On 3 July 2015 the Court of Appeal handed down judgment in Brownlie v Four Seasons Holdings Inc  EWCA Civ 665 a fatal road traffic accident and personal injury claim arising out of an “off-package” excursion contract performed in Egypt. In largely dismissing the Defendant’s appeal against the Order of Tugendhat J ( EWHC 273 (QB)), the Court held that the Claimant was permitted to pursue her claims in contract and for loss of dependency (pursuant to the Fatal Accidents Act 1976) in the English Courts.
The Court also concluded (surprisingly) that “damage … sustained within the jurisdiction” for the purposes of CPR Part 6, PD 6B, para 3.1(9) was, in a personal injury context, referable only to direct injury/damage sustained in the jurisdiction where the tort was committed.

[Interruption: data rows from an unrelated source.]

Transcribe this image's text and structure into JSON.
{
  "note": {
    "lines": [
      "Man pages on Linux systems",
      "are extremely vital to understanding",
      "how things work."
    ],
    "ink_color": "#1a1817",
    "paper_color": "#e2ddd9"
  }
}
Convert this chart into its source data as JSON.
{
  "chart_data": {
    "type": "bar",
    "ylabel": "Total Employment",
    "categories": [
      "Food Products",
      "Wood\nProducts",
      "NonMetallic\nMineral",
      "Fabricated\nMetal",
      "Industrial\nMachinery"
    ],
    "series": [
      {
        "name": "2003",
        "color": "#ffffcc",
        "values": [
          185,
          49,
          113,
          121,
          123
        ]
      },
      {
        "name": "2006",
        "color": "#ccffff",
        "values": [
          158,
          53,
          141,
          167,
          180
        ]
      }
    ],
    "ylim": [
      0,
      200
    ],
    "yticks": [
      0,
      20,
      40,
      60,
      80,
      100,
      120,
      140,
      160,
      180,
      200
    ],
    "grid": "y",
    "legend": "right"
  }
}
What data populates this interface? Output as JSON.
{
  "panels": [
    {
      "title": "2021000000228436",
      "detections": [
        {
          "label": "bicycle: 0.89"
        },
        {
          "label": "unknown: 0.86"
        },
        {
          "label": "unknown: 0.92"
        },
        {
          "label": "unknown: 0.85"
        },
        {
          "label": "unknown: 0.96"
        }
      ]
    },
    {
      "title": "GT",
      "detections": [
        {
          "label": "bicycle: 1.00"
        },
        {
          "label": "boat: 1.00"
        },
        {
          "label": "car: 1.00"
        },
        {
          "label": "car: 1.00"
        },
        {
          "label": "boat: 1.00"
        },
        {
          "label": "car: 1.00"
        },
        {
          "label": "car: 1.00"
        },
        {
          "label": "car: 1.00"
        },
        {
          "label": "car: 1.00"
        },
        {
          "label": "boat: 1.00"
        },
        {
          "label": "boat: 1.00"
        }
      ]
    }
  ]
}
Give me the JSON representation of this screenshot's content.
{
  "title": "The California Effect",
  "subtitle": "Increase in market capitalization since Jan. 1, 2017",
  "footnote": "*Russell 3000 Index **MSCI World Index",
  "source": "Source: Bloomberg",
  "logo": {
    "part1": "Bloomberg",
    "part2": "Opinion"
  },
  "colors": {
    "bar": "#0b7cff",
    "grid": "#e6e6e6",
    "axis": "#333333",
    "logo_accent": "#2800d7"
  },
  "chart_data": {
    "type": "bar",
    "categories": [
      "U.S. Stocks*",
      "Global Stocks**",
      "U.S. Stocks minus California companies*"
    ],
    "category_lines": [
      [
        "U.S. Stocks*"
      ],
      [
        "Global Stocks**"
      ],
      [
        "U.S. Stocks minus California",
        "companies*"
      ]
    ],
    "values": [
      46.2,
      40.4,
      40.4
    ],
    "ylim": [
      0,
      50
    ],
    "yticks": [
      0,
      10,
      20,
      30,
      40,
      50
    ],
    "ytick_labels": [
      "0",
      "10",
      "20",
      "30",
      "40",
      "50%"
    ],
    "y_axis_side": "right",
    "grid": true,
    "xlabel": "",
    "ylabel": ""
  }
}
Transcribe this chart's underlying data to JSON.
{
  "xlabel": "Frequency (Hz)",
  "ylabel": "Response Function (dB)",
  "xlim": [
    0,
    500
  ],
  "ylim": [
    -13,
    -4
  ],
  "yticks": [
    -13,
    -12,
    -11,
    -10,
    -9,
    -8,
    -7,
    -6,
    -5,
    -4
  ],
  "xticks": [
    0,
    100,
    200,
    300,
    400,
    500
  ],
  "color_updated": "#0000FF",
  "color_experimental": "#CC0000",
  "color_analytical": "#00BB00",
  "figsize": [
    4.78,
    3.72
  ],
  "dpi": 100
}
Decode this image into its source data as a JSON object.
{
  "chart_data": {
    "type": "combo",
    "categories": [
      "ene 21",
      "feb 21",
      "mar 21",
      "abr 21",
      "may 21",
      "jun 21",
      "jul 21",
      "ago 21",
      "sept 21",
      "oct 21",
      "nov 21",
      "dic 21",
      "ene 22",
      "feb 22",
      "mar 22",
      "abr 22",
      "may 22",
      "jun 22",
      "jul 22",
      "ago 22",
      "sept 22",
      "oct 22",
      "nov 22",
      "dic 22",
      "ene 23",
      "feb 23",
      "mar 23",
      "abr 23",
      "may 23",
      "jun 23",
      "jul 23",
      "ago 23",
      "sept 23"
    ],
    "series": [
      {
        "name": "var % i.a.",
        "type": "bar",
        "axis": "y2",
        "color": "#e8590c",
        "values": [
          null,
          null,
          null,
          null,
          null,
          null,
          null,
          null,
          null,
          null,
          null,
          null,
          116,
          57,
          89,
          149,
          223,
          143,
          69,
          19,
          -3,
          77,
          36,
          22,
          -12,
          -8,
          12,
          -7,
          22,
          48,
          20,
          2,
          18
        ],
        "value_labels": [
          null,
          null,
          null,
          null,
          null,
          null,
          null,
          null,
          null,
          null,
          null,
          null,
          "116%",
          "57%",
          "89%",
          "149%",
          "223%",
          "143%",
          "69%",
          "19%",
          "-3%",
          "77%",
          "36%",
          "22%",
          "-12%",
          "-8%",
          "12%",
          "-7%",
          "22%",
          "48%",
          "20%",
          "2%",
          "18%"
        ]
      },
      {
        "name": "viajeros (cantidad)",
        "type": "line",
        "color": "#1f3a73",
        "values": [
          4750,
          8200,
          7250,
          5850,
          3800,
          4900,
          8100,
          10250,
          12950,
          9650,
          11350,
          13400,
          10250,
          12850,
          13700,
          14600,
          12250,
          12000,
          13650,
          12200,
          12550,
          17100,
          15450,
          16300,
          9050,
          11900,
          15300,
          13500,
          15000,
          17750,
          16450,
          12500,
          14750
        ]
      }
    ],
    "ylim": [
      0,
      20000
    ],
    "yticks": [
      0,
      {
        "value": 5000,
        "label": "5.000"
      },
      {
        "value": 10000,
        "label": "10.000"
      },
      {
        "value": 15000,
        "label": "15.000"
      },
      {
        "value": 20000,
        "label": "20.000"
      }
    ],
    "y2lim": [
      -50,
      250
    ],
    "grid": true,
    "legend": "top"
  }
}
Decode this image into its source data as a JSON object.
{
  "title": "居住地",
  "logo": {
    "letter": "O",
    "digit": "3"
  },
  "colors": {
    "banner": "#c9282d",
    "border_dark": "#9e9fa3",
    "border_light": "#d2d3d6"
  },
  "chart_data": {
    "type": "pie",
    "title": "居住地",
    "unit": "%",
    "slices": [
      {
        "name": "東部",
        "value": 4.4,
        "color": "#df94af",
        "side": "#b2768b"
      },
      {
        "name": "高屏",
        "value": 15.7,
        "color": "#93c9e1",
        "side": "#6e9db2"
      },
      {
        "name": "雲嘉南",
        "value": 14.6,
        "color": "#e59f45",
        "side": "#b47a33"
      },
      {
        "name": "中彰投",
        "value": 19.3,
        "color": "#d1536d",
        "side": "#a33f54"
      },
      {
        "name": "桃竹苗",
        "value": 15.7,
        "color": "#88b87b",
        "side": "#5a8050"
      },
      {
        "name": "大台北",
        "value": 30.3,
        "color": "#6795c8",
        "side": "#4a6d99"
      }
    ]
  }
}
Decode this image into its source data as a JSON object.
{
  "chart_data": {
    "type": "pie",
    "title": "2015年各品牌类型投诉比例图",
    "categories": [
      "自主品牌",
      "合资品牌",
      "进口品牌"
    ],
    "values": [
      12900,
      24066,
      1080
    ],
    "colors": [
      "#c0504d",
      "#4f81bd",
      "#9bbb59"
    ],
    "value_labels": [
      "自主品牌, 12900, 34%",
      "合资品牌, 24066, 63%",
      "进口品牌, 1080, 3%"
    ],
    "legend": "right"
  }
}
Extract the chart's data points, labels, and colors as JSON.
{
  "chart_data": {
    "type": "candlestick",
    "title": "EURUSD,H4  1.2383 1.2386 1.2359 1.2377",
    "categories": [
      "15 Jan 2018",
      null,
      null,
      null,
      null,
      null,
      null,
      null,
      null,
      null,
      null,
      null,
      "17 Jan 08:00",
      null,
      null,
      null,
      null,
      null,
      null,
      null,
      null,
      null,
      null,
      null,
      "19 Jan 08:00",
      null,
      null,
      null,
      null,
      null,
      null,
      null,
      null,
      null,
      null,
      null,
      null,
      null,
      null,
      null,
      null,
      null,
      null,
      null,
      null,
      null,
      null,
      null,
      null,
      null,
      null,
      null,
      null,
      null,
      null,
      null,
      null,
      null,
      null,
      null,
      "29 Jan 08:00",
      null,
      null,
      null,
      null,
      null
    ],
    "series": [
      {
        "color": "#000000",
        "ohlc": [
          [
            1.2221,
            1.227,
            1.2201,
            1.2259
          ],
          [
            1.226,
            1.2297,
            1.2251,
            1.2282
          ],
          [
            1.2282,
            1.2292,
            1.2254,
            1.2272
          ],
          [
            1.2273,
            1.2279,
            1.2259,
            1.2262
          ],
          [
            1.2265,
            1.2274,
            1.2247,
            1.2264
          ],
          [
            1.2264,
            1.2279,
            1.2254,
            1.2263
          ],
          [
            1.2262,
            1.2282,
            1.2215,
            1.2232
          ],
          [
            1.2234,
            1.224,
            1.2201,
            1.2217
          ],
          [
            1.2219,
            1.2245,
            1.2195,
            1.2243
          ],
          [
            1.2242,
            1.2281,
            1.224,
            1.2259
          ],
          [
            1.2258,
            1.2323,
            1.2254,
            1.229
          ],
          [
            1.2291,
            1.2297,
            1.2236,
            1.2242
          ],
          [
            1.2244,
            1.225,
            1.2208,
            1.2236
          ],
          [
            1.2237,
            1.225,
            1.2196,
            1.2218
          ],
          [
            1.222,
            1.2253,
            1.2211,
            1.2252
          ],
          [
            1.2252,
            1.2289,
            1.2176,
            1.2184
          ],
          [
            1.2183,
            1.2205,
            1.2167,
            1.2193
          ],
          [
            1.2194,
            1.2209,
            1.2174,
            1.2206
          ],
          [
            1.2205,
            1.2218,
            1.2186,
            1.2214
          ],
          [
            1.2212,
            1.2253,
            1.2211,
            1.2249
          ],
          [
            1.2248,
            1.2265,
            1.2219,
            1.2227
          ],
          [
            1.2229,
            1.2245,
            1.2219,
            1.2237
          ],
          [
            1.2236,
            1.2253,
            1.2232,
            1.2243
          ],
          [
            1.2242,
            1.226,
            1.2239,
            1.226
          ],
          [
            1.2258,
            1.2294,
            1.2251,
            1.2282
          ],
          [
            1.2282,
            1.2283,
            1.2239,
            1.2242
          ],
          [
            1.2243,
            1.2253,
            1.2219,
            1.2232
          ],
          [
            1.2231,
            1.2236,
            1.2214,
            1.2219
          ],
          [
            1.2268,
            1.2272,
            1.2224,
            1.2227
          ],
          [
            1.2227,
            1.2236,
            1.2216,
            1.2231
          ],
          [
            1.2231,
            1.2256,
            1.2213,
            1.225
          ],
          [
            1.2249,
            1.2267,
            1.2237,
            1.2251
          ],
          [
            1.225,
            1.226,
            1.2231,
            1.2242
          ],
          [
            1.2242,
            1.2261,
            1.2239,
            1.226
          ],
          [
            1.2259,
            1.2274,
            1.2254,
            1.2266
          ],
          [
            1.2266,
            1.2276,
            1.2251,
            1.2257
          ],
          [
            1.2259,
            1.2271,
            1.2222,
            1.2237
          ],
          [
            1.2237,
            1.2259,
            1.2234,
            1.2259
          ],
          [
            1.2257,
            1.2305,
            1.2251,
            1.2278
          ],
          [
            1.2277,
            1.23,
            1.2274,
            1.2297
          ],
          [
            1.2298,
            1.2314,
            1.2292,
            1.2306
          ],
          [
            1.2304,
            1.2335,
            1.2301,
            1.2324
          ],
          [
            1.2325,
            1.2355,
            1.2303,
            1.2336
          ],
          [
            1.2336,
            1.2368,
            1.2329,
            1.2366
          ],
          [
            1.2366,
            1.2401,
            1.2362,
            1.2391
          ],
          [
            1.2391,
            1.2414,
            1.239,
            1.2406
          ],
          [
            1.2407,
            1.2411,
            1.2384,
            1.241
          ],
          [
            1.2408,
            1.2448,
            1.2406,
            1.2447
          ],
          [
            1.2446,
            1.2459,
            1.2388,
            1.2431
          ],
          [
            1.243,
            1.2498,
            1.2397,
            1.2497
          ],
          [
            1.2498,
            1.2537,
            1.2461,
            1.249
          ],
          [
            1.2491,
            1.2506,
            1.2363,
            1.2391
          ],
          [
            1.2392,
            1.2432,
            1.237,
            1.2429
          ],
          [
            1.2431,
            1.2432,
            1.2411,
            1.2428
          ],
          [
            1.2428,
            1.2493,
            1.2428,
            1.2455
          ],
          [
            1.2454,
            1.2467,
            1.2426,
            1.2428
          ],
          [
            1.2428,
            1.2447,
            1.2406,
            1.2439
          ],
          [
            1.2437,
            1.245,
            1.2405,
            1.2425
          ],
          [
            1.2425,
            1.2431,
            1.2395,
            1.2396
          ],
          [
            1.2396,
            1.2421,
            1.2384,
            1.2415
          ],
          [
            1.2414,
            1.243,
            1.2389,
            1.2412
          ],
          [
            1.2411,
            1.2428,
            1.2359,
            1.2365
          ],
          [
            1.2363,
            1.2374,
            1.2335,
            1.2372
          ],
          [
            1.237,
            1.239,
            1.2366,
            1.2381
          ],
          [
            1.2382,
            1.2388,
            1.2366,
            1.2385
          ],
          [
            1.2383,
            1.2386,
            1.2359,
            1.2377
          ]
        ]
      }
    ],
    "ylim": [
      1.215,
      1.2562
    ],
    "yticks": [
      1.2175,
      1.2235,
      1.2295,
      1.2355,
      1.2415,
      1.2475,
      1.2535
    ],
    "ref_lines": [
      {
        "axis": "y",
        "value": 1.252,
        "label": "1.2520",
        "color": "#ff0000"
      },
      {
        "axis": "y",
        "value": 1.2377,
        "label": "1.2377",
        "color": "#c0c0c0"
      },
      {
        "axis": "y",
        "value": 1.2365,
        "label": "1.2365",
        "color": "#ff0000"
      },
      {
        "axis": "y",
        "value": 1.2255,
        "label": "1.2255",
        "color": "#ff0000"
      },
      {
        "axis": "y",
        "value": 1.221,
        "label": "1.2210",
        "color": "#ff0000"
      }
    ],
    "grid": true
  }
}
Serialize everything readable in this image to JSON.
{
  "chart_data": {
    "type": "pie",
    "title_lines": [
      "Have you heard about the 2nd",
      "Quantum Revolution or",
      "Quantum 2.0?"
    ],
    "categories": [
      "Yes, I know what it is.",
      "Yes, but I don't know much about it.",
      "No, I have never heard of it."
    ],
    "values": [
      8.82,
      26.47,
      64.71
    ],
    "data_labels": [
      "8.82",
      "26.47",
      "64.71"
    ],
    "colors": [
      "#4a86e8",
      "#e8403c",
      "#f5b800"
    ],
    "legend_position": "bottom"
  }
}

The first instance line of High Court authority commencing with Booth v Phillips  1 WLR 3292 (QB) and Cooley v Ramsey  EWHC 129 was doubted and, effectively, overruled.
The losing Defendant was granted permission to appeal by the Supreme Court, following which the Claimant was granted permission to appeal the rejection of the Claimant’s claims which were founded on losses sustained by the estate of the Deceased.
John Ross QC and Matthew Chapman of 1 Chancery Lane (instructed by Messrs Kingsley Napley) acted for the successful Claimant. Permission to appeal to the Supreme Court has been granted and the appeal is likely to be heard towards the end of May 2017.